I am a newcomer, write the code is not so elegant and difficult to understand, and the comments written by the self think it is relatively clear, if you have questions, or there is more elegant way to comment ...

Why do you use the "_id" field as a condition for paging? In fact, I also used other fields, such as Time field, time string can also be comparable size, but its efficiency is far less than "_id" high.

About MongoDB "_id", has been ignored its role, the direct result is let me spend a lot of time and energy, around the majority circle, and back to the original point, there is a kind of people find him 1100 degrees, suddenly look back, that person is in the lights dim feeling ...

MongoDB ObjectId

The 24-bit string "4e7020cb7cac81af7136236b", although it looks very long and difficult to understand, is actually composed of a set of hexadecimal characters, a hexadecimal number of two bits per byte, with a total of 12 bytes of storage space. MongoDB does have a lot more bytes than the Mysqlint type of 4 bytes. However, depending on the current storage device, the extra bytes should not be a bottleneck. However, this design of MongoDB embodies the idea of space-changing time. The official website of the objectid of the code,:

1) Time

Time stamp. The first 4 bits of the objectid that you just generated are extracted "4E7020CB" and then hexadecimal to decimal to "1315971275", which is a timestamp. Through the conversion of timestamps, it becomes easy to see the time format.

2) machine

Machine.

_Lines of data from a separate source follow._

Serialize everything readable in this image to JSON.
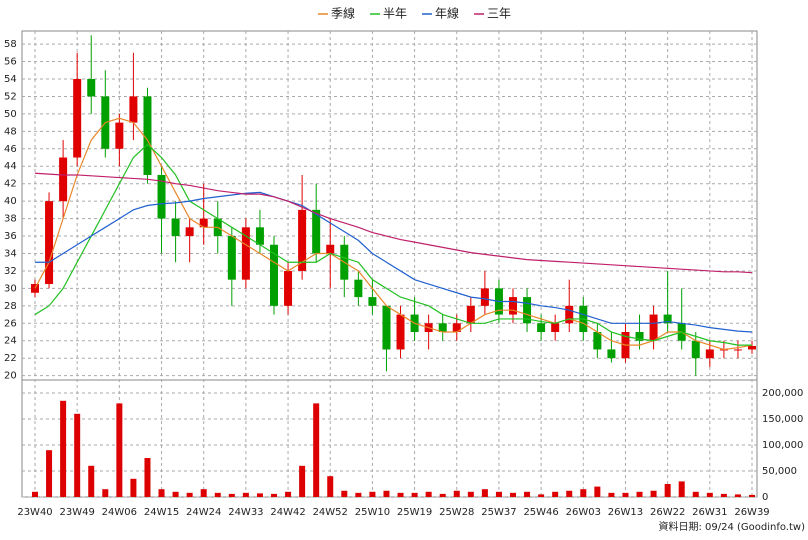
{
  "chart_data": [
    {
      "type": "candlestick",
      "categories": [
        "23W40",
        null,
        null,
        "23W49",
        null,
        null,
        "24W06",
        null,
        null,
        "24W15",
        null,
        null,
        "24W24",
        null,
        null,
        "24W33",
        null,
        null,
        "24W42",
        null,
        null,
        "24W52",
        null,
        null,
        "25W10",
        null,
        null,
        "25W19",
        null,
        null,
        "25W28",
        null,
        null,
        "25W37",
        null,
        null,
        "25W46",
        null,
        null,
        "26W03",
        null,
        null,
        "26W13",
        null,
        null,
        "26W22",
        null,
        null,
        "26W31",
        null,
        null,
        "26W39"
      ],
      "open": [
        29.5,
        30.5,
        40,
        45,
        54,
        52,
        46,
        49,
        52,
        43,
        38,
        36,
        37,
        38,
        36,
        31,
        37,
        35,
        28,
        32,
        39,
        34,
        35,
        31,
        29,
        28,
        23,
        27,
        25,
        26,
        25,
        26,
        28,
        30,
        27,
        29,
        26,
        25,
        26,
        28,
        25,
        23,
        22,
        25,
        24,
        27,
        26,
        24,
        22,
        23,
        23,
        23
      ],
      "high": [
        31,
        41,
        47,
        57,
        59,
        55,
        50,
        57,
        53,
        44,
        40,
        38,
        42,
        40,
        37,
        38,
        39,
        36,
        33,
        43,
        42,
        38,
        36,
        32,
        31,
        28,
        28,
        29,
        27,
        27,
        27,
        29,
        32,
        31,
        30,
        30,
        27,
        27,
        31,
        29,
        26,
        25,
        26,
        27,
        28,
        32,
        30,
        25,
        24,
        24,
        24,
        24
      ],
      "low": [
        29,
        30,
        38,
        44,
        50,
        45,
        44,
        47,
        42,
        34,
        33,
        33,
        35,
        34,
        28,
        30,
        34,
        27,
        27,
        31,
        33,
        30,
        29,
        28,
        27,
        20.5,
        22,
        24,
        23,
        24,
        24,
        25,
        27,
        26,
        26,
        25,
        24,
        24,
        25,
        24,
        22,
        21.5,
        21.5,
        23,
        23,
        25,
        23,
        20,
        21,
        22,
        22,
        22.5
      ],
      "close": [
        30.5,
        40,
        45,
        54,
        52,
        46,
        49,
        52,
        43,
        38,
        36,
        37,
        38,
        36,
        31,
        37,
        35,
        28,
        32,
        39,
        34,
        35,
        31,
        29,
        28,
        23,
        27,
        25,
        26,
        25,
        26,
        28,
        30,
        27,
        29,
        26,
        25,
        26,
        28,
        25,
        23,
        22,
        25,
        24,
        27,
        26,
        24,
        22,
        23,
        23,
        23,
        23.4
      ],
      "up_color": "#e00000",
      "down_color": "#00a000",
      "series": [
        {
          "name": "季線",
          "color": "#e8872a",
          "values": [
            30,
            33,
            38,
            43,
            47,
            49,
            49.5,
            49,
            47,
            44,
            41,
            38,
            37,
            37,
            36,
            35,
            34,
            33,
            32,
            33,
            34,
            34,
            33,
            32,
            30,
            28,
            27,
            26,
            25.5,
            25,
            25,
            26,
            27,
            27.5,
            27.5,
            27,
            26.5,
            26,
            26.5,
            26,
            25,
            24,
            23.5,
            23.5,
            24,
            25,
            25,
            24,
            23.5,
            23,
            23.2,
            23.5
          ]
        },
        {
          "name": "半年",
          "color": "#22c022",
          "values": [
            27,
            28,
            30,
            33,
            36,
            39,
            42,
            45,
            46.5,
            45,
            43,
            40,
            39,
            38,
            37,
            36,
            35,
            34,
            33,
            33,
            33,
            34,
            33.5,
            33,
            31,
            30,
            29,
            28.5,
            28,
            27,
            26.5,
            26,
            26,
            26.5,
            26.5,
            26.5,
            26.2,
            26,
            26.5,
            26.5,
            26,
            25,
            24.5,
            24.2,
            24,
            24.5,
            25,
            24.5,
            24,
            23.8,
            23.5,
            23.5
          ]
        },
        {
          "name": "年線",
          "color": "#2060d0",
          "values": [
            33,
            33,
            34,
            35,
            36,
            37,
            38,
            39,
            39.5,
            39.7,
            39.8,
            40,
            40.3,
            40.5,
            40.7,
            40.9,
            41,
            40.5,
            40,
            39.5,
            38.5,
            37.5,
            36.5,
            35.5,
            34,
            33,
            32,
            31,
            30.5,
            30,
            29.5,
            29,
            28.8,
            28.5,
            28.5,
            28.3,
            28,
            27.8,
            27.5,
            27,
            26.5,
            26,
            26,
            26,
            26,
            26.2,
            26,
            25.8,
            25.5,
            25.3,
            25.1,
            25
          ]
        },
        {
          "name": "三年",
          "color": "#c0206a",
          "values": [
            43.2,
            43.1,
            43,
            43,
            42.9,
            42.8,
            42.7,
            42.6,
            42.5,
            42.3,
            42,
            41.8,
            41.5,
            41.2,
            41,
            40.8,
            40.8,
            40.5,
            40,
            39.3,
            38.6,
            38,
            37.5,
            37,
            36.4,
            36,
            35.6,
            35.3,
            35,
            34.7,
            34.4,
            34.1,
            33.9,
            33.7,
            33.5,
            33.3,
            33.2,
            33.1,
            33,
            32.9,
            32.8,
            32.7,
            32.6,
            32.5,
            32.4,
            32.3,
            32.2,
            32.1,
            32,
            31.9,
            31.9,
            31.8
          ]
        }
      ],
      "ylim": [
        19.5,
        59.5
      ],
      "yticks": [
        20,
        22,
        24,
        26,
        28,
        30,
        32,
        34,
        36,
        38,
        40,
        42,
        44,
        46,
        48,
        50,
        52,
        54,
        56,
        58
      ],
      "grid": true,
      "legend": "top"
    },
    {
      "type": "bar",
      "color": "#dd0000",
      "values": [
        10000,
        90000,
        185000,
        160000,
        60000,
        15000,
        180000,
        35000,
        75000,
        15000,
        10000,
        8000,
        15000,
        8000,
        6000,
        8000,
        7000,
        6000,
        10000,
        60000,
        180000,
        40000,
        12000,
        8000,
        10000,
        12000,
        8000,
        8000,
        10000,
        6000,
        12000,
        10000,
        15000,
        10000,
        8000,
        10000,
        5000,
        10000,
        12000,
        15000,
        20000,
        8000,
        8000,
        10000,
        12000,
        25000,
        30000,
        10000,
        8000,
        6000,
        5000,
        4000
      ],
      "ylim": [
        0,
        225000
      ],
      "yticks": [
        0,
        {
          "value": 50000,
          "label": "50,000"
        },
        {
          "value": 100000,
          "label": "100,000"
        },
        {
          "value": 150000,
          "label": "150,000"
        },
        {
          "value": 200000,
          "label": "200,000"
        }
      ],
      "grid": true
    }
  ],
  "source": "資料日期: 09/24 (Goodinfo.tw)"
}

The next three bytes are "7cac81", the three bytes is the unique identifier of the host, which is generally the hash value of the machine hostname, so as to ensure that different hosts generate different machine hash values, to ensure that there is no conflict in the distribution, This is why the strings in the middle of the objectid generated by the same machine are identical.

3) PID

The process ID. The machine above is to ensure that the objectid generated in different machines do not conflict, and the PID is to be in the same machine different MongoDB process generated objectid conflict, the next "af71" two bits is the process identifier that produces objectid.

4) INC

Self-increment counter. The previous nine bytes are guaranteed to be different machines in a second different process generation Objectid does not conflict, the following three bytes "36236b" is an automatically added counter, to ensure that the same second generation of Objectid will not find a conflict, Allows 256 of 3 to be equal to the uniqueness of 16,777,216 Records.

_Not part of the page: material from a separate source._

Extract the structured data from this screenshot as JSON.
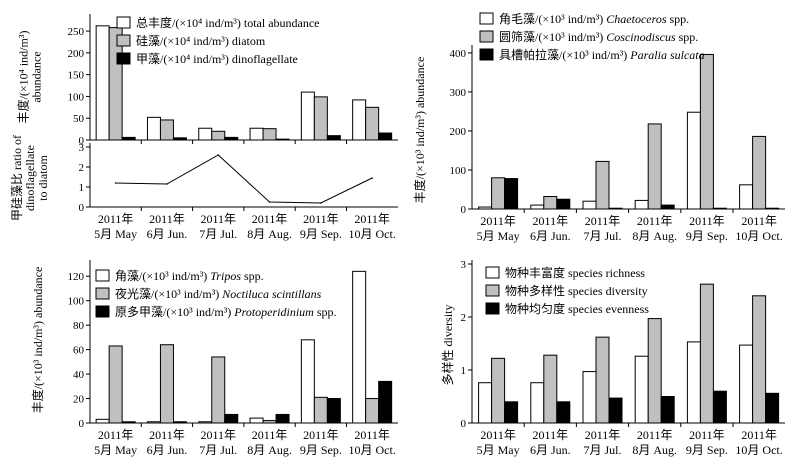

In total, the first 4 bytes timestamp of the Objectid, the time the document was created, the next 3 bytes representing the unique identifier of the host, and the difference between the different hosts was determined to produce different objectid; the next 2-byte process ID determines the Different MongoDB processes produce different objectid; Finally, a 3-byte self-increment counter ensures the uniqueness of the Objectid in the same second. Objectid's primary key generation strategy solves the uniqueness problem of high concurrency in distributed environment, which is worth learning.

Related Article

Contact Us

The content source of this page is from Internet, which doesn't represent Alibaba Cloud's opinion; products and services mentioned on that page don't have any relationship with Alibaba Cloud. If the content of the page makes you feel confusing, please write us an email, we will handle the problem within 5 days after receiving your email.

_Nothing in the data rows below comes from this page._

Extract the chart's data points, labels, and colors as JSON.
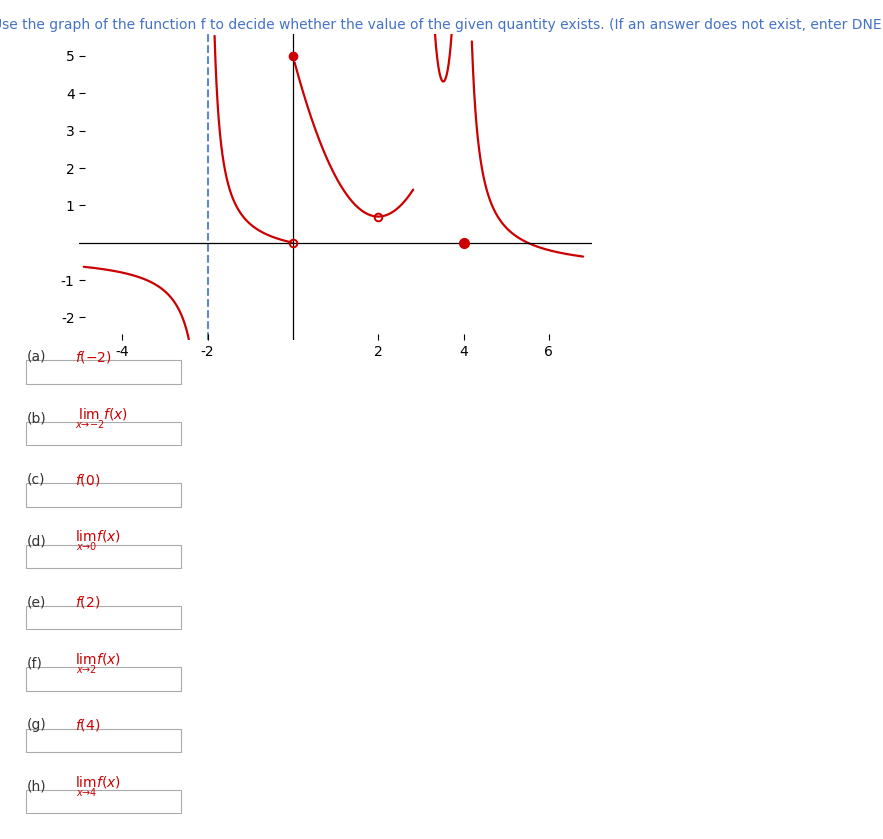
{
  "title": "Use the graph of the function f to decide whether the value of the given quantity exists. (If an answer does not exist, enter DNE.)",
  "title_color": "#4472c4",
  "title_fontsize": 10,
  "curve_color": "#cc0000",
  "dashed_color": "#4472c4",
  "xlim": [
    -5,
    7
  ],
  "ylim": [
    -2.6,
    5.6
  ],
  "xticks": [
    -4,
    -2,
    2,
    4,
    6
  ],
  "yticks": [
    -2,
    -1,
    1,
    2,
    3,
    4,
    5
  ],
  "q_labels": [
    "(a)",
    "(b)",
    "(c)",
    "(d)",
    "(e)",
    "(f)",
    "(g)",
    "(h)"
  ],
  "q_color": "#cc0000",
  "q_label_color": "#333333",
  "box_edge_color": "#aaaaaa"
}
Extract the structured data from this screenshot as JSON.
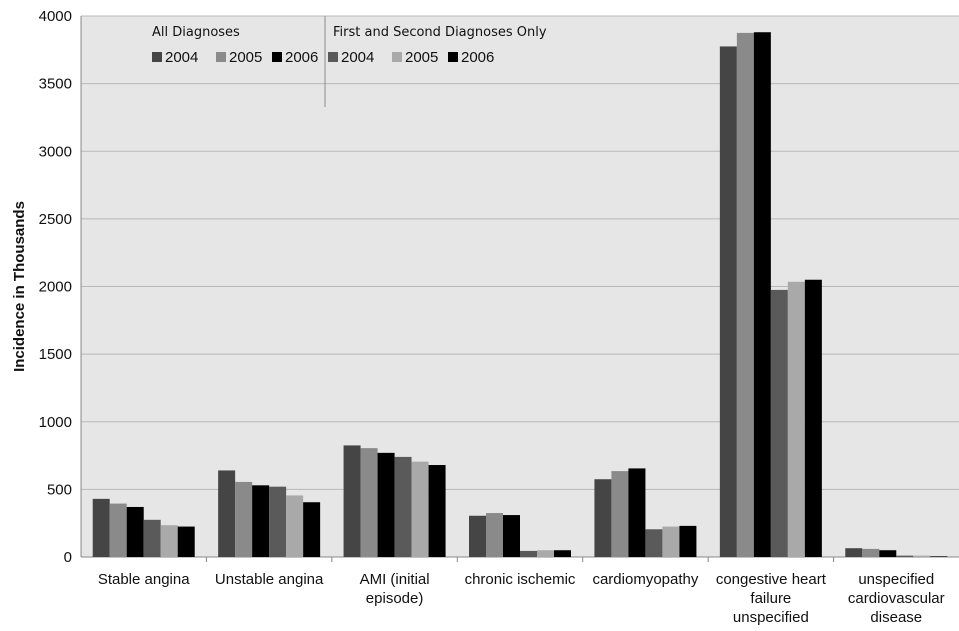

If you find any instances of plagiarism from the community, please send an email to: info-contact@alibabacloud.com and provide relevant evidence. A staff member will contact you within 5 working days.

A Free Trial That Lets You Build Big!

Start building with 50+ products and up to 12 months usage for Elastic Compute Service

  • Sales Support

    1 on 1 presale consultation

  • After-Sales Support

    24/7 Technical Support 6 Free Tickets per Quarter Faster Response

  • Alibaba Cloud offers highly flexible support services tailored to meet your exact needs.